For replayability, there are plenty of different modes to get stuck into, and this is where Big Ant have spent some time in the off-season.  Along with the men’s and women’s ASHES Modes, there are any matter of formatted competitions you can play in. Here Australia takes the honours, with fully-licensed state-based franchise but no Big Bash teams which is a shame, but I guess to do with Big Ant’s focus on the BBL in spin-off games.

The main new addition, however, is a ‘situational mode’ which allows you to jump into a game at any given situation and see if you can finish it off. There are a number of scenarios in the box but the real money comes from the ability to download user-created scenarios meaning you have an unlimited number of scenarios to play out (I’m yet to create the Michael Bevan four off the last ball against the West Indies at the SCG event – but mostly because it’d take longer to set up than complete – but it’s all possible).

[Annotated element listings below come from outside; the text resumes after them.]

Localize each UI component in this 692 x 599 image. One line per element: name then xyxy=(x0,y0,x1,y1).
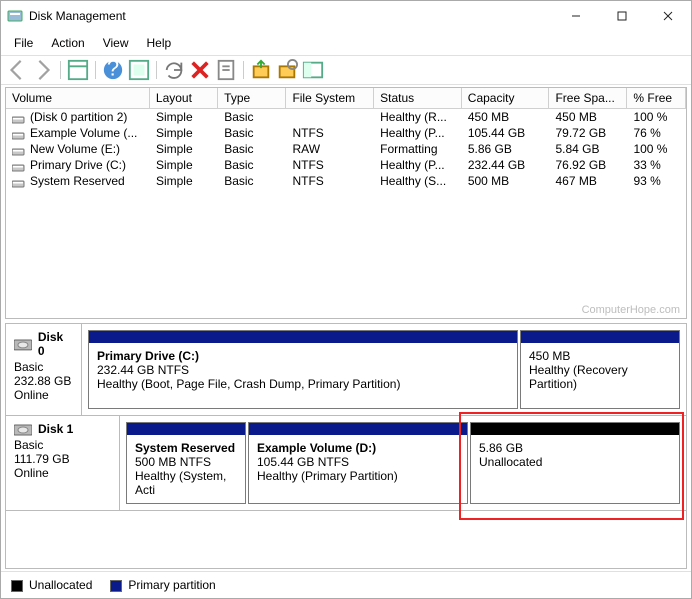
maximize-button[interactable] xyxy=(599,1,645,31)
volume-icon xyxy=(12,129,26,139)
col-volume[interactable]: Volume xyxy=(6,88,150,108)
col-layout[interactable]: Layout xyxy=(150,88,218,108)
column-headers: Volume Layout Type File System Status Ca… xyxy=(6,88,686,109)
partition[interactable]: 5.86 GBUnallocated xyxy=(470,422,680,504)
delete-button[interactable] xyxy=(188,59,212,81)
disk-icon xyxy=(14,337,32,351)
partition-body: Example Volume (D:)105.44 GB NTFSHealthy… xyxy=(249,435,467,503)
swatch-black-icon xyxy=(11,580,23,592)
partition[interactable]: Primary Drive (C:)232.44 GB NTFSHealthy … xyxy=(88,330,518,409)
menu-action[interactable]: Action xyxy=(42,33,93,53)
properties-button[interactable] xyxy=(214,59,238,81)
menu-view[interactable]: View xyxy=(94,33,138,53)
partition[interactable]: Example Volume (D:)105.44 GB NTFSHealthy… xyxy=(248,422,468,504)
volume-icon xyxy=(12,161,26,171)
partition[interactable]: System Reserved500 MB NTFSHealthy (Syste… xyxy=(126,422,246,504)
show-hide-button[interactable] xyxy=(66,59,90,81)
minimize-button[interactable] xyxy=(553,1,599,31)
forward-button[interactable] xyxy=(31,59,55,81)
partition-bar xyxy=(127,423,245,435)
partition-body: System Reserved500 MB NTFSHealthy (Syste… xyxy=(127,435,245,503)
volume-list: Volume Layout Type File System Status Ca… xyxy=(5,87,687,319)
table-row[interactable]: System ReservedSimpleBasicNTFSHealthy (S… xyxy=(6,173,686,189)
toolbar-separator xyxy=(95,61,96,79)
menu-file[interactable]: File xyxy=(5,33,42,53)
swatch-blue-icon xyxy=(110,580,122,592)
toolbar-separator xyxy=(60,61,61,79)
disk-partitions: Primary Drive (C:)232.44 GB NTFSHealthy … xyxy=(82,324,686,415)
volume-icon xyxy=(12,177,26,187)
legend-unallocated: Unallocated xyxy=(11,578,92,592)
table-row[interactable]: Example Volume (...SimpleBasicNTFSHealth… xyxy=(6,125,686,141)
app-icon xyxy=(7,8,23,24)
title-bar: Disk Management xyxy=(1,1,691,31)
disk-graphical-view: Disk 0Basic232.88 GBOnlinePrimary Drive … xyxy=(5,323,687,569)
toolbar-separator xyxy=(243,61,244,79)
back-button[interactable] xyxy=(5,59,29,81)
table-row[interactable]: Primary Drive (C:)SimpleBasicNTFSHealthy… xyxy=(6,157,686,173)
legend-primary: Primary partition xyxy=(110,578,215,592)
col-capacity[interactable]: Capacity xyxy=(462,88,550,108)
action1-button[interactable] xyxy=(249,59,273,81)
disk-partitions: System Reserved500 MB NTFSHealthy (Syste… xyxy=(120,416,686,510)
partition-body: Primary Drive (C:)232.44 GB NTFSHealthy … xyxy=(89,343,517,408)
partition-bar xyxy=(521,331,679,343)
disk-row: Disk 0Basic232.88 GBOnlinePrimary Drive … xyxy=(6,324,686,416)
watermark: ComputerHope.com xyxy=(582,304,680,316)
disk-icon xyxy=(14,422,32,436)
close-button[interactable] xyxy=(645,1,691,31)
volume-icon xyxy=(12,145,26,155)
col-type[interactable]: Type xyxy=(218,88,286,108)
settings-button[interactable] xyxy=(127,59,151,81)
partition-bar xyxy=(249,423,467,435)
disk-row: Disk 1Basic111.79 GBOnlineSystem Reserve… xyxy=(6,416,686,511)
menu-bar: File Action View Help xyxy=(1,31,691,56)
col-status[interactable]: Status xyxy=(374,88,462,108)
partition-bar xyxy=(471,423,679,435)
disk-info[interactable]: Disk 0Basic232.88 GBOnline xyxy=(6,324,82,415)
toolbar-separator xyxy=(156,61,157,79)
svg-text:?: ? xyxy=(107,59,119,81)
volume-rows: (Disk 0 partition 2)SimpleBasicHealthy (… xyxy=(6,109,686,189)
refresh-button[interactable] xyxy=(162,59,186,81)
toolbar: ? xyxy=(1,56,691,85)
partition[interactable]: 450 MBHealthy (Recovery Partition) xyxy=(520,330,680,409)
col-pctfree[interactable]: % Free xyxy=(627,88,686,108)
partition-bar xyxy=(89,331,517,343)
menu-help[interactable]: Help xyxy=(138,33,181,53)
volume-icon xyxy=(12,113,26,123)
partition-body: 450 MBHealthy (Recovery Partition) xyxy=(521,343,679,408)
disk-info[interactable]: Disk 1Basic111.79 GBOnline xyxy=(6,416,120,510)
partition-body: 5.86 GBUnallocated xyxy=(471,435,679,503)
action2-button[interactable] xyxy=(275,59,299,81)
window-title: Disk Management xyxy=(29,9,553,23)
col-free[interactable]: Free Spa... xyxy=(549,88,627,108)
col-filesystem[interactable]: File System xyxy=(286,88,374,108)
help-button[interactable]: ? xyxy=(101,59,125,81)
legend: Unallocated Primary partition xyxy=(1,571,691,598)
action3-button[interactable] xyxy=(301,59,325,81)
table-row[interactable]: New Volume (E:)SimpleBasicRAWFormatting5… xyxy=(6,141,686,157)
table-row[interactable]: (Disk 0 partition 2)SimpleBasicHealthy (… xyxy=(6,109,686,125)
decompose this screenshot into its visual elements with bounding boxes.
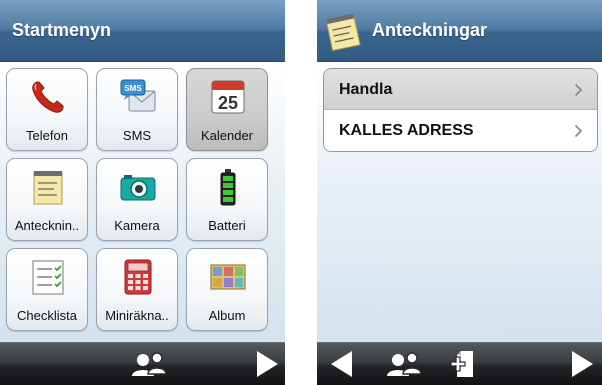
notes-list: Handla KALLES ADRESS [323,68,598,152]
note-title: Handla [339,81,393,98]
tile-label: Checklista [17,308,77,323]
tile-label: Kalender [200,128,254,143]
tile-label: Album [208,308,246,323]
notes-screen: Anteckningar Handla KALLES ADRESS [317,0,602,385]
tile-batteri[interactable]: Batteri [186,158,268,241]
tile-album[interactable]: Album [186,248,268,331]
add-note-icon[interactable] [449,349,479,379]
list-item[interactable]: Handla [324,69,597,110]
tile-telefon[interactable]: Telefon [6,68,88,151]
contacts-icon[interactable] [128,349,172,379]
notepad-icon [33,171,63,205]
tile-minirakna[interactable]: Miniräkna.. [96,248,178,331]
tile-sms[interactable]: SMS SMS [96,68,178,151]
svg-text:SMS: SMS [124,84,142,93]
notepad-icon [325,13,361,52]
tile-label: SMS [122,128,152,143]
tile-label: Miniräkna.. [105,308,169,323]
calculator-icon [124,259,152,295]
title-bar: Startmenyn [0,0,285,62]
forward-arrow-icon[interactable] [254,349,280,379]
tile-anteckningar[interactable]: Antecknin.. [6,158,88,241]
title-bar: Anteckningar [317,0,602,62]
camera-icon [120,175,156,201]
phone-icon [32,81,64,113]
chevron-right-icon [574,83,583,97]
bottom-toolbar [0,342,285,385]
album-icon [210,264,246,290]
tile-kalender[interactable]: 25 Kalender [186,68,268,151]
chevron-right-icon [574,124,583,138]
list-item[interactable]: KALLES ADRESS [324,110,597,151]
battery-icon [220,169,236,206]
tile-kamera[interactable]: Kamera [96,158,178,241]
notes-list-area: Handla KALLES ADRESS [317,62,602,343]
app-grid-area: Telefon SMS SMS 25 Kalender Antecknin.. … [0,62,285,343]
calendar-day: 25 [218,93,238,113]
tile-label: Antecknin.. [14,218,80,233]
calendar-icon: 25 [211,80,245,114]
screen-title: Startmenyn [12,20,112,40]
sms-icon: SMS [120,79,156,112]
tile-label: Kamera [114,218,160,233]
contacts-icon[interactable] [383,349,427,379]
tile-checklista[interactable]: Checklista [6,248,88,331]
bottom-toolbar [317,342,602,385]
back-arrow-icon[interactable] [329,349,355,379]
forward-arrow-icon[interactable] [569,349,595,379]
tile-label: Telefon [26,128,68,143]
note-title: KALLES ADRESS [339,122,474,139]
tile-label: Batteri [208,218,246,233]
start-menu-screen: Startmenyn Telefon SMS SMS 25 Kalender A… [0,0,285,385]
checklist-icon [32,260,64,295]
screen-title: Anteckningar [372,20,488,40]
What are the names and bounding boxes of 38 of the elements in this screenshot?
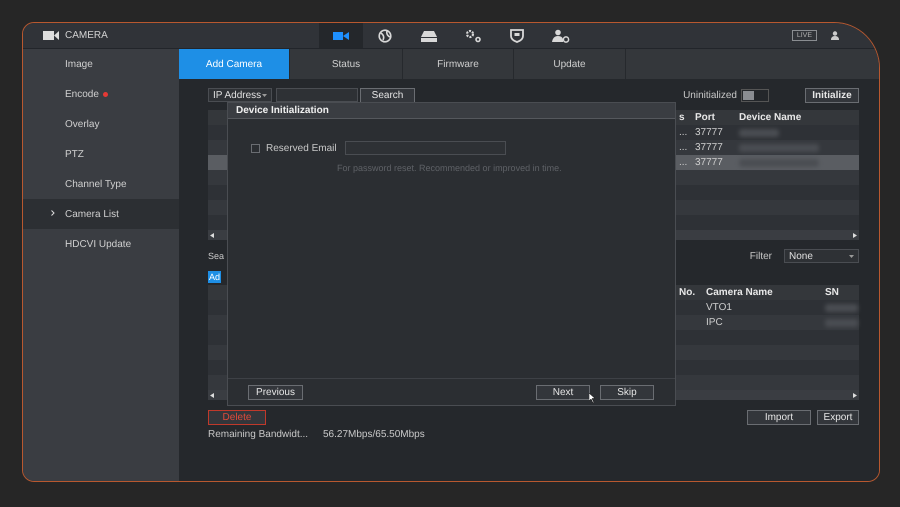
- table-cell-text: ...: [679, 157, 688, 168]
- bandwidth-label: Remaining Bandwidt...: [208, 428, 310, 440]
- import-button[interactable]: Import: [747, 410, 811, 425]
- table-cell-text: VTO1: [706, 302, 733, 313]
- column-header: SN: [825, 287, 840, 298]
- column-header: Device Name: [739, 112, 802, 123]
- table-cell-text: ...: [679, 127, 688, 138]
- section-label: Sea: [208, 251, 224, 261]
- checkbox-label: Reserved Email: [266, 142, 337, 154]
- column-header: s: [679, 112, 686, 123]
- bandwidth-value: 56.27Mbps/65.50Mbps: [323, 428, 425, 440]
- table-cell-text: 37777: [695, 157, 724, 168]
- search-type-dropdown[interactable]: IP Address: [208, 88, 272, 102]
- filter-label: Filter: [750, 250, 772, 262]
- dialog-button[interactable]: Next: [536, 384, 590, 400]
- filter-dropdown[interactable]: None: [784, 249, 859, 263]
- search-button[interactable]: Search: [360, 88, 415, 102]
- page-title: CAMERA: [65, 30, 108, 41]
- sidebar-item[interactable]: Overlay: [23, 109, 179, 139]
- toggle-label: Uninitialized: [683, 90, 737, 100]
- table-cell-text: 37777: [695, 127, 724, 138]
- sidebar-item[interactable]: Channel Type: [23, 169, 179, 199]
- column-header: Camera Name: [706, 287, 774, 298]
- dialog-title: Device Initialization: [236, 105, 329, 116]
- column-header: No.: [679, 287, 696, 298]
- export-button[interactable]: Export: [817, 410, 859, 425]
- sidebar-item[interactable]: HDCVI Update: [23, 229, 179, 259]
- dialog-button[interactable]: Skip: [600, 384, 654, 400]
- column-header: Port: [695, 112, 716, 123]
- sidebar-item[interactable]: PTZ: [23, 139, 179, 169]
- dialog-button[interactable]: Previous: [248, 384, 303, 400]
- sidebar-item[interactable]: Camera List: [23, 199, 179, 229]
- table-cell-text: ...: [679, 142, 688, 153]
- table-cell-text: IPC: [706, 317, 724, 328]
- initialize-button[interactable]: Initialize: [805, 88, 859, 102]
- sidebar-item[interactable]: Encode: [23, 79, 179, 109]
- table-cell-text: 37777: [695, 142, 724, 153]
- sidebar-item[interactable]: Image: [23, 49, 179, 79]
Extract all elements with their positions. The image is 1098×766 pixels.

Career mode also has a new perk-based reward system to alter your player’s focus as you go along any one of its maximum 20-year career and with the online games as well, there is no shortage of reasons to keep coming up.

In terms of design, there are the major Australian stadiums, the five English Ashes stadiums, as well as a host of other clearly themed but not licensed stadiums from around the world. (I’d like to give a brief shout out to Big Ant here for including the mighty Coffs Harbour Stadium, which is where I grew up on the New South Wales mid-north coast. I have no idea why it got a call-up, with its capacity of about 2,500, but it did and for that, I will forever hold this game close to my heart.)

Licensed player animations are great, with clear likenesses of Nathan Lyon, Aaron Finch, Stuart Broad, et al but it does drop away – Trent Copeland from NSW was thrilled to see he had switched from a brunette to a blonde and packed on some kilos in the gym. Out of the box all the other test playing nations are unlicensed, but once again the Community sweeps in quickly and you can have the proper names, stats, bats and kits installed and ready to go within minutes.

Overall – Cricket 19 is the best cricket game ever made even if it won’t reach the cult status of a ‘SNES Cricket.’ For sports games on the market right now, if ‘MLB The Show’ is making a century in the Boxing Day test, Cricket 19 is making a century in the Sheffield Shield Final (at Coffs Harbour Stadium). It may not have the budget to deliver to the level of American franchises, but what it does do it does right.

It’s the best looking, most complete cricket game to date and is even more ambitious than it probably needs to be. You can see where they are going with the franchise and the strides made and it’s all good stuff. Casual cricket fans will find it fun and accessible, while those who love their cricket it will keep you coming back for more.


The PlayStation 4 version was used for this review – with the code provided by the publisher.